Eine neue Handelswoche beginnt, und ich betone erneut die Bedeutung der Geopolitik und des Status des US‑Dollars. Zur Erinnerung: In den meisten Fällen spielt der US‑Nachrichtenhintergrund die Hauptrolle. In den vergangenen zwei Monaten wurde dieser jedoch von den Marktteilnehmern weitgehend ignoriert, da ihre Aufmerksamkeit vollständig auf die Geopolitik gerichtet war.
Am Wochenende haben sich im Nahen Osten zahlreiche Ereignisse abgespielt. Iran konnte die Aufhebung der Blockade verhindern und mehrere Handelsschiffe beschießen, die versuchten, die Straße von Hormus zu passieren. Donald Trump drohte Teheran mit der Wiederaufnahme militärischer Interventionen, falls kein Abkommen unterzeichnet wird. Die Märkte warten nun im Grunde nur auf eines – jede Information über den Fortgang der Verhandlungen zwischen Iran und den USA.
Am Sonntag gab Teheran bekannt, dass die zweite Verhandlungsrunde am Montag stattfinden wird, während die zehntägige Waffenruhe zwischen Iran und den USA am Mittwoch ausläuft. Folglich könnte sich die Lage im Nahen Osten bis Mittwoch erneut zuspitzen, während die Verhandlungen durchaus schon vorher scheitern könnten.

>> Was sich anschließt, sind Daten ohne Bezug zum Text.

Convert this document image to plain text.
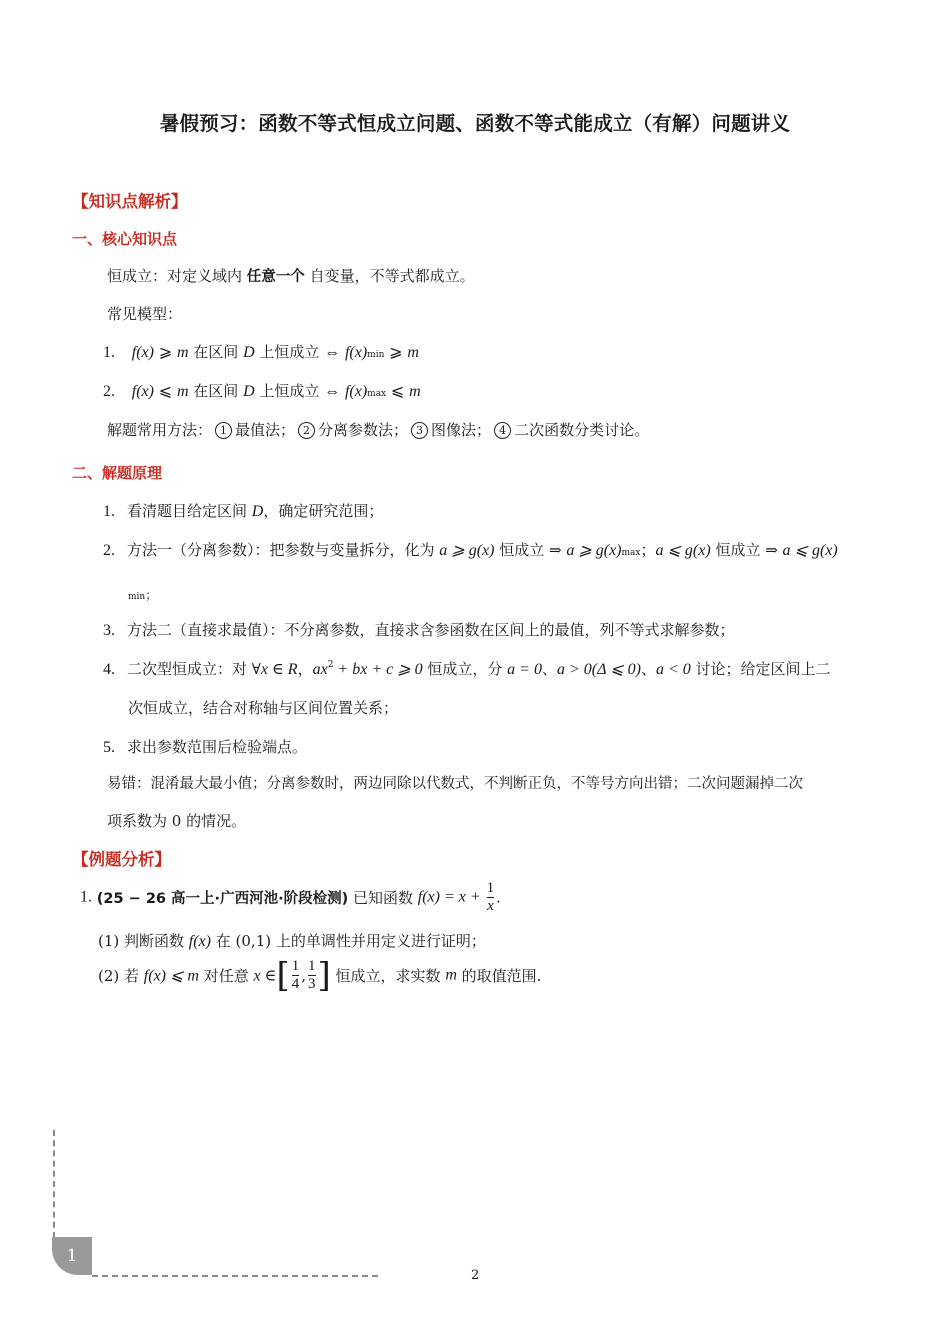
暑假预习：函数不等式恒成立问题、函数不等式能成立（有解）问题讲义
【知识点解析】
一、核心知识点
恒成立：对定义域内 任意一个 自变量，不等式都成立。
常见模型：
1. f(x) ⩾ m 在区间 D 上恒成立 ⇔ f(x)min ⩾ m
2. f(x) ⩽ m 在区间 D 上恒成立 ⇔ f(x)max ⩽ m
解题常用方法： 1 最值法； 2 分离参数法； 3 图像法； 4 二次函数分类讨论。
二、解题原理
1. 看清题目给定区间 D，确定研究范围；
2. 方法一（分离参数）：把参数与变量拆分，化为 a ⩾ g(x) 恒成立 ⇒ a ⩾ g(x)max；a ⩽ g(x) 恒成立 ⇒ a ⩽ g(x)
min；
3. 方法二（直接求最值）：不分离参数，直接求含参函数在区间上的最值，列不等式求解参数；
4. 二次型恒成立：对 ∀x ∈ R，$ax^2$ + bx + c ⩾ 0 恒成立，分 a = 0、a > 0(Δ ⩽ 0)、a < 0 讨论；给定区间上二
次恒成立，结合对称轴与区间位置关系；
5. 求出参数范围后检验端点。
易错：混淆最大最小值；分离参数时，两边同除以代数式，不判断正负，不等号方向出错；二次问题漏掉二次
项系数为 0 的情况。
【例题分析】
1. (25 − 26 高一上·广西河池·阶段检测) 已知函数 $f(x) = x + \frac{1}{x}$ .
(1) 判断函数 f(x) 在 (0,1) 上的单调性并用定义进行证明；
(2) 若 f(x) ⩽ m 对任意 x ∈[ $\frac{1}{4}$ , $\frac{1}{3}$ ] 恒成立，求实数 m 的取值范围.
1
2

Entsprechend dürfte der Markt in der kommenden Woche in erster Linie auf geopolitische Faktoren reagieren.
Ein Blick auf den europäischen Kalender lässt sofort zwei Reden von Christine Lagarde ins Auge springen. Aus Gewohnheit könnte ich diese Ereignisse als bedeutend bezeichnen, obwohl Lagarde in letzter Zeit recht häufig auftritt, ohne dabei wichtige neue Informationen zu liefern. Am Dienstag werden im Euroraum und in Deutschland die ZEW‑Konjunkturerwartungen veröffentlicht. Am Mittwoch steht nichts Relevantes an. Am Donnerstag folgen die Einkaufsmanagerindizes für den Dienstleistungs- und den verarbeitenden Sektor für April. Am Freitag wird der ifo‑Geschäftsklimaindex für Deutschland veröffentlicht. Keines dieser Ereignisse würde ich als wirklich wichtig einstufen, und keines davon dürfte den geopolitischen Faktor überlagern.
Wellenanalyse von EUR/USD:
Auf Basis der Analyse von EUR/USD komme ich zu dem Schluss, dass das Instrument sich weiterhin in einem aufwärtsgerichteten Trendabschnitt befindet (siehe untere Abbildung) und sich kurzfristig innerhalb einer Korrekturstruktur bewegt. Das Korrekturwellenmuster wirkt bereits recht vollständig und könnte nur dann eine komplexere, ausgedehntere Form annehmen, wenn ein stabiler und langfristiger Waffenstillstand zwischen Iran, den USA, Israel und ALLEN anderen Ländern im Nahen Osten zustande kommt. Andernfalls gehe ich davon aus, dass von den aktuellen Niveaus aus ein neues abwärtsgerichtetes Wellenmuster beginnen kann. Oder zumindest könnte sich eine Korrekturwelle entwickeln, falls sich die geopolitische Lage weiter beruhigt.
Wellenanalyse von GBP/USD:
Das Wellenbild des Instruments GBP/USD ist mit der Zeit – wie erwartet – klarer geworden. Nun sehen wir in den Charts eine deutliche dreiwellige Aufwärtsstruktur, die bereits ihrem Ende nahe sein könnte. Trifft dies zu, ist mit der Ausbildung von mindestens einer Abwärtswelle zu rechnen (vermutlich einer „d“-Welle). Der aufwärtsgerichtete Trendabschnitt könnte eine fünfwellige Form annehmen, doch dafür müsste sich der Konflikt im Nahen Osten eher abschwächen als erneut aufflammen. Das Basisszenario für die kommenden Tage ist daher ein Rückgang in den Bereich der 1,34er‑Marke oder etwas darunter. Alles wird erneut in hohem Maße von den geopolitischen Faktoren abhängen.
Zentrale Grundsätze meiner Analyse:
- Wellenstrukturen sollten einfach und gut nachvollziehbar sein. Komplexe Strukturen sind schwer zu handeln und führen häufig zu Anpassungen.
- Wenn keine Klarheit darüber besteht, was am Markt geschieht, ist es besser, nicht einzusteigen.
- Es gibt keine 100%ige Sicherheit hinsichtlich der Bewegungsrichtung, und die kann es auch nie geben. Vergessen Sie nicht den Einsatz von schützenden Stop‑Loss‑Orders.
- Wellenanalyse kann mit anderen Analyseformen und Handelsstrategien kombiniert werden.